Wednesday, July 22, 2009

Over the hill...

In the South Island you hear the term ‘over the hill’ used in a variety of locations and to describe some significantly different ‘hills’. West Coasters talk about going ‘over the hill’ to Christchurch. Here the ‘hill’ refers to the Southern Alps. Residents of Golden Bay travel ‘over the [Takaka] hill’ to Motueka and Nelson. In this case the hill is the ‘marble mountain’, geologically ancient, massively solid.

In June 2003 I moved ‘over the hill’ from suburban Christchurch to live in Governors Bay at the head of Lyttelton Harbour. By comparison with the Southern Alps and the Takaka Hill, the Port Hills, which separate the city of Christchurch from Lyttelton Harbour and Banks Peninsula, are insignificant in size. Fifteen minutes in a car will take you from Governors Bay to the top end of Colombo Street. Yet there is something more than time and relative size involved here. The Port Hills form a barrier between two very different environments and two very different worlds and ways of living. The boundary/barrier is physical but it is also psychological - a reluctance to return to the ‘car-infested swamp’ as Hugh Wilson puts it. One’s focus and allegiance turn away from the city and towards the Peninsula.

Banks Peninsula is a beacon. In the flat city of Christchurch on the flat Canterbury Plains, the Port Hills provide visual relief and a welcome reference point. Drive south, west or north out of Christchurch for the day and the Peninsula beckons on the return journey. Fly south from Wellington or north from Dunedin and a first sighting of the Peninsula signals that one is nearly home. Stand on the beach at Amberley and Banks Peninsula hovers mistily above the sea to the south, visual proof of the ‘island’ of Captain Cook’s observation in 1770.

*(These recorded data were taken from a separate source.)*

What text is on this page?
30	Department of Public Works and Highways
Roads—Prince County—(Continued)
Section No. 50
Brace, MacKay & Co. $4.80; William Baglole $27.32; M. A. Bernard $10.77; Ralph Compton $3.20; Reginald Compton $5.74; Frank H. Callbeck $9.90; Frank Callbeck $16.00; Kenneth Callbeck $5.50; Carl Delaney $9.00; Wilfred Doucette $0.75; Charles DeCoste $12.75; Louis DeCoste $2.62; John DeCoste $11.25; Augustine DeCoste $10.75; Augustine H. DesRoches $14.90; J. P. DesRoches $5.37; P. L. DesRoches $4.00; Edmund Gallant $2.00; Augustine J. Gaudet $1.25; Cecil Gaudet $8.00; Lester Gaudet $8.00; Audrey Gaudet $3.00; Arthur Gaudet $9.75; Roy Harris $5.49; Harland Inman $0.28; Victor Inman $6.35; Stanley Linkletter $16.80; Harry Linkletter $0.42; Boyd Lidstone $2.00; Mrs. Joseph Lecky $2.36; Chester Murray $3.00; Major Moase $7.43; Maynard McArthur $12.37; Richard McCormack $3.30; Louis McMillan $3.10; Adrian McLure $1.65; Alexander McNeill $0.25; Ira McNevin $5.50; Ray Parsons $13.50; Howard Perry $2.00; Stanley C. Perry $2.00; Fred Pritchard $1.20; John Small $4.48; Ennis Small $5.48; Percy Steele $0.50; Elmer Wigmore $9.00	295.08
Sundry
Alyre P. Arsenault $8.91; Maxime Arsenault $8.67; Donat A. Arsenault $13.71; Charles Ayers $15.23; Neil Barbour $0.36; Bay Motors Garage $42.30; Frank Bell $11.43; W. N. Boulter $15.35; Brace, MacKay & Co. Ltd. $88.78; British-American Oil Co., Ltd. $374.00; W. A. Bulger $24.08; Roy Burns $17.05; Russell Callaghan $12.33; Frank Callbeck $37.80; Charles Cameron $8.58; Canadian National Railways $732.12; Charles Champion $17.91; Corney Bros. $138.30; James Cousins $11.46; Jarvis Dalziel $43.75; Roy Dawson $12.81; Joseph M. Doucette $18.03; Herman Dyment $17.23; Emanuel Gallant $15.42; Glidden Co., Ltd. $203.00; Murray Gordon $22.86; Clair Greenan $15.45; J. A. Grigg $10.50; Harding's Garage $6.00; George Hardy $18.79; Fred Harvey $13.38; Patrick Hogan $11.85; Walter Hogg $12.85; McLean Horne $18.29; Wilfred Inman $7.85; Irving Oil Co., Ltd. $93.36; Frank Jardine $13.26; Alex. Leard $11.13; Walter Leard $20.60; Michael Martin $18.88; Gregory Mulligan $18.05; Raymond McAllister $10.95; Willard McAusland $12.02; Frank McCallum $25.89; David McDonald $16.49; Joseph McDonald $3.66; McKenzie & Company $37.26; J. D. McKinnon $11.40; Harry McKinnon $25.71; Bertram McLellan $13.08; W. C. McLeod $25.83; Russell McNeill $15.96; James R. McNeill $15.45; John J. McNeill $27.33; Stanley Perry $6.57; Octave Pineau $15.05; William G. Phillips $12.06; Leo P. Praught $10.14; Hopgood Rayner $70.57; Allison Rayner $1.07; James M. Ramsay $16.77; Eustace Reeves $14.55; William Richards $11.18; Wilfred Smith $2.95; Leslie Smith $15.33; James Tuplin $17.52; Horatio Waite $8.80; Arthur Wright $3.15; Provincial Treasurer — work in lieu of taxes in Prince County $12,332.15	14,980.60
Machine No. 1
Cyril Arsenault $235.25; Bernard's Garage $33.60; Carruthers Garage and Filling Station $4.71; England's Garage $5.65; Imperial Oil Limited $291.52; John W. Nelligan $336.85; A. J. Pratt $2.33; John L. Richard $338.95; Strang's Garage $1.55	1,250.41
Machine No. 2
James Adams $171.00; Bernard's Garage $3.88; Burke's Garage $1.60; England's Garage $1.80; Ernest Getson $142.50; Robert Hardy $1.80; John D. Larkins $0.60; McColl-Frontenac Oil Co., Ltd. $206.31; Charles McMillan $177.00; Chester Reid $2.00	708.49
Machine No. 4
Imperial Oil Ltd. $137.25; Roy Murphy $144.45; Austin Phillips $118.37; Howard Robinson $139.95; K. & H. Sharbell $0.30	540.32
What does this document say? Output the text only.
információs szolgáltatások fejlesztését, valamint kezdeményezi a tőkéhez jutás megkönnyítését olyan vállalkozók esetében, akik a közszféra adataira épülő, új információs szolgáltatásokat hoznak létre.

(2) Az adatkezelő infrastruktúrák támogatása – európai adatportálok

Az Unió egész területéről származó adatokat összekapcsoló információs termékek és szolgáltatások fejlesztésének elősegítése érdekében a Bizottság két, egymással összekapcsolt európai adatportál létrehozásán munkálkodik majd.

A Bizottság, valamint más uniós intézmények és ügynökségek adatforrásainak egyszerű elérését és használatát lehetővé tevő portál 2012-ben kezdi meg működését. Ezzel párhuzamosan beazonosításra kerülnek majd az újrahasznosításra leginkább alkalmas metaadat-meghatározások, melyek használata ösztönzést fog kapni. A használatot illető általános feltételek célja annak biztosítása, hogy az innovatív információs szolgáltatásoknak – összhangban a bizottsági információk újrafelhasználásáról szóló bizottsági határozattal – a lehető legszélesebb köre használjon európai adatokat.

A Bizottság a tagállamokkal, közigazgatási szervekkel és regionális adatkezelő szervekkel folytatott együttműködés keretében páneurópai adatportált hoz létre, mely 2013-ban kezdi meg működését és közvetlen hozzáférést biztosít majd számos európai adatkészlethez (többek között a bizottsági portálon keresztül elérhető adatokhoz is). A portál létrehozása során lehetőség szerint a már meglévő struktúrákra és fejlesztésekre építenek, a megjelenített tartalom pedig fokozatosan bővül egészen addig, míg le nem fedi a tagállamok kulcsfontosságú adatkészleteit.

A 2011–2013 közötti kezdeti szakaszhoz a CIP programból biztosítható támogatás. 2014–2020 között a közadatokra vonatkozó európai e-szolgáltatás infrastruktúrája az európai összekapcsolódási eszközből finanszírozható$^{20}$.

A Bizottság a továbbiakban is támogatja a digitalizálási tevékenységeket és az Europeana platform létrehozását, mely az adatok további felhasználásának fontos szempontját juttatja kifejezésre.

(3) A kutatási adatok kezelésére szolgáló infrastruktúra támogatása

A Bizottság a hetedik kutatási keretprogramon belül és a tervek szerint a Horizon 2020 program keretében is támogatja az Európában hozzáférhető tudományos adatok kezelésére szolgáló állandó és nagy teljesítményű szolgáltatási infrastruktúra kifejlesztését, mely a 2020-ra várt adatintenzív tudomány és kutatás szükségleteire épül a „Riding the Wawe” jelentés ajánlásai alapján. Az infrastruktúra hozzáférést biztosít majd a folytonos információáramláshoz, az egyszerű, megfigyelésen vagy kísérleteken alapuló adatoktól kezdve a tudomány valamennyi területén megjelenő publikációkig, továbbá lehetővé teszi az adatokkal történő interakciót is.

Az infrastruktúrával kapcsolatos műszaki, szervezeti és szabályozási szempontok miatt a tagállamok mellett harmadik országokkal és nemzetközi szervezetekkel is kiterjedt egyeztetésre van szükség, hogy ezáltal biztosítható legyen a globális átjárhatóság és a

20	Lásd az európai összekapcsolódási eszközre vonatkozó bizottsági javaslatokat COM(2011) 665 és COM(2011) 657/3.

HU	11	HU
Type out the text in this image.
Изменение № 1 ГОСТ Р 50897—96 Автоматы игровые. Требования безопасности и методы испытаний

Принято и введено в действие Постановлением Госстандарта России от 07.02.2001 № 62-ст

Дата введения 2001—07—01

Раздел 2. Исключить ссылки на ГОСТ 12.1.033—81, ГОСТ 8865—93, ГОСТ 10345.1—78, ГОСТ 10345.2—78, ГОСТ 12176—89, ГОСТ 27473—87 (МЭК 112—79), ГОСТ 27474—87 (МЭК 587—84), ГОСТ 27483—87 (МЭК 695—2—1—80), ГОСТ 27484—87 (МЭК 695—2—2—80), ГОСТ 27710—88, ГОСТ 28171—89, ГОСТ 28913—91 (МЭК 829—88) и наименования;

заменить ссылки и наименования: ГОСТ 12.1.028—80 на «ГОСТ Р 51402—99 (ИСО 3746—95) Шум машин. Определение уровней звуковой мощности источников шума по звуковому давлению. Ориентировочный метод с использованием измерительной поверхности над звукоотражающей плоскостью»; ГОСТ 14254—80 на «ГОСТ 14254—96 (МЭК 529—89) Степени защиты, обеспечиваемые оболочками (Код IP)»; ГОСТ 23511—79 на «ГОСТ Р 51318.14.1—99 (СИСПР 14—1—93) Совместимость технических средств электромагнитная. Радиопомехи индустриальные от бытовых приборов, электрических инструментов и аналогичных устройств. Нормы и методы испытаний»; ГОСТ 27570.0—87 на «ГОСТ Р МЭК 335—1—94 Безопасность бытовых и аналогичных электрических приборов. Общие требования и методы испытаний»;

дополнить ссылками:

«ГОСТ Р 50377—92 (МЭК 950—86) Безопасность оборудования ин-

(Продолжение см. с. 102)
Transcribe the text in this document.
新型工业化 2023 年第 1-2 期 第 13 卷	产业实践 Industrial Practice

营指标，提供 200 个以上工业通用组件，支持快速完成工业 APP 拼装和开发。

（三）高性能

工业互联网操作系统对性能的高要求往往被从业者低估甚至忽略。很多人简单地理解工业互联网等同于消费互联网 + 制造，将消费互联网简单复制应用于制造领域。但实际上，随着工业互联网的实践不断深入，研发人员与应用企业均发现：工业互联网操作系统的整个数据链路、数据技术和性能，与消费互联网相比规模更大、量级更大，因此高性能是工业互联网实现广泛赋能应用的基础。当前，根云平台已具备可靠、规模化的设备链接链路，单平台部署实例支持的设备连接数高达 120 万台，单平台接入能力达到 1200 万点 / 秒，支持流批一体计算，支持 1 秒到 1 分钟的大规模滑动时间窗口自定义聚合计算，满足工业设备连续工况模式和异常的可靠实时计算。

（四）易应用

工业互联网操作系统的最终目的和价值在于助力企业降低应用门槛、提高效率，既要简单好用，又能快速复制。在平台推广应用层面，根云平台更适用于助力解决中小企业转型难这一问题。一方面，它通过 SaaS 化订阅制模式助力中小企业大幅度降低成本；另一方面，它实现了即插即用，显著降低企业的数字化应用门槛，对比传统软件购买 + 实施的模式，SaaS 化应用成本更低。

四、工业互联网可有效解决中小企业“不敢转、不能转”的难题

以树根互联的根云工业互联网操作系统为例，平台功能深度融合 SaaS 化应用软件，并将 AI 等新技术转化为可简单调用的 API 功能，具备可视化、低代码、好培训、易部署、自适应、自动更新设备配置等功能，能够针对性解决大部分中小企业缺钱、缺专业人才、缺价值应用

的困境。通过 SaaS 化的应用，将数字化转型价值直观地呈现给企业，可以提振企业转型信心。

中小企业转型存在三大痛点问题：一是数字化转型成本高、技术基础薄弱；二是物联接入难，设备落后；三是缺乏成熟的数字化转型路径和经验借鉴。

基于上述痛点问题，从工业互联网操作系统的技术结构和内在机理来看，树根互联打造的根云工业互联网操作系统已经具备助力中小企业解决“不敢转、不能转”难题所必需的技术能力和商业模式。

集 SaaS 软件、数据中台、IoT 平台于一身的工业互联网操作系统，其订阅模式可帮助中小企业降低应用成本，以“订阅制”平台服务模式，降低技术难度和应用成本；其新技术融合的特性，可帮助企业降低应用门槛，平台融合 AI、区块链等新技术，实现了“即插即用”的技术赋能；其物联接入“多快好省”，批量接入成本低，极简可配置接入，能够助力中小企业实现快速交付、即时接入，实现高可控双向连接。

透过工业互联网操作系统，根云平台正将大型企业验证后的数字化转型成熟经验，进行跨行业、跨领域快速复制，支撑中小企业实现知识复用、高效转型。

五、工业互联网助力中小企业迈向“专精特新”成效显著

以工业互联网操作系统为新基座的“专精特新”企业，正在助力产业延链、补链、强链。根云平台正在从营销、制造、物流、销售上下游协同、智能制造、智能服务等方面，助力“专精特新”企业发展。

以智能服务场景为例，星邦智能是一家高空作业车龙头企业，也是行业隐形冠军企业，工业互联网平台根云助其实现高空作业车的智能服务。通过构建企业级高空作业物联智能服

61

Cook was mistaken – what he was seeing from 10 miles offshore was a peninsula and not an island. But he was also correct. For most of its geological life - around 15 million or so years - Banks Peninsula was an island, formed in violent volcanic eruptions and subsequent erosion that eventually formed the craters of Lyttelton and Akaroa Harbours. This outlier was only linked to the South Island mainland about 20,000 years ago as debris from the Southern Alps washed and blew across the Canterbury Plains. As Gordon Ogilvie points out, the first Europeans were confronted by swamps, lagoons and streams which bisected the landward flank of the Peninsula, accentuating its isolation. Even today, despite the relative accessibility of Banks Peninsula, something of this ‘island’ feeling remains, in its geography and in the minds and attitudes of its inhabitants.